BIS says China could face debt crisis
September 26, 2016 Category Finance, Weekly
China’s banking sector could be facing an imminent “debt crisis,” the Bank for International Settlements (BIS) has warned. China’s credit-to-GDP gap reached 30.1% in the first quarter of 2016, its highest level ever and far above the 10% level thought to present a risk to a country’s banking system, the Switzerland-based bank said in a quarterly report. The gauge measures the difference between a country’s current credit-to-GDP ratio and its long-term trend. The BIS gave China a red signal: a warning that it could face a “financial crisis” in the next three years. China’s total debt hit CNY168.48 trillion at the end of last year, equivalent to 249% of national GDP, the China Academy of Social Sciences (CASS) has estimated.
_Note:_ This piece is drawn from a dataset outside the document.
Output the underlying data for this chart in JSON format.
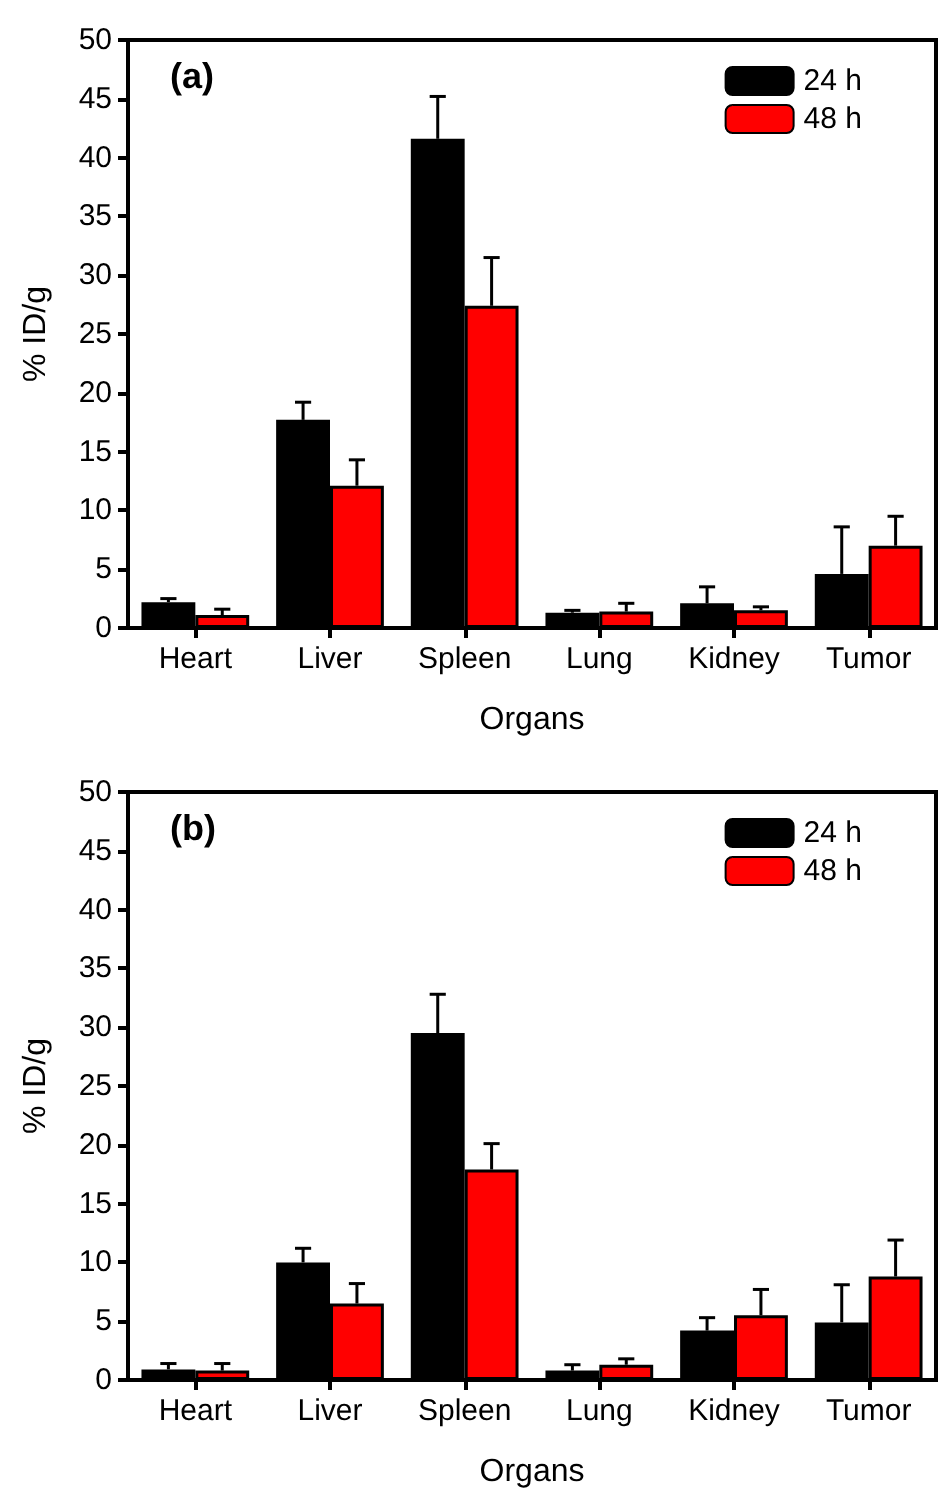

Because China is a key driver of world growth, a crisis in its banking sector could have catastrophic implications around the world, with the global economy still struggling to recover from the 2008 financial crisis, analysts have warned. China’s credit-to-GDP gap for the period was well above all other countries in the survey, which covered 43 economies including the United States, Greece and Britain. China’s “Big Four” state-owned banks reported mounting bad loans in the first half of the year. Analysts say the country’s vast foreign-exchange reserves and control over the banking system could help cushion the economy from financial crises. Because most potential bad Chinese debt is held by state-owned companies and banks, the government has control over the pace of recognizing and dealing with bad loans, Andy Rothman of Matthews Asia said, as reported by the Shanghai Daily.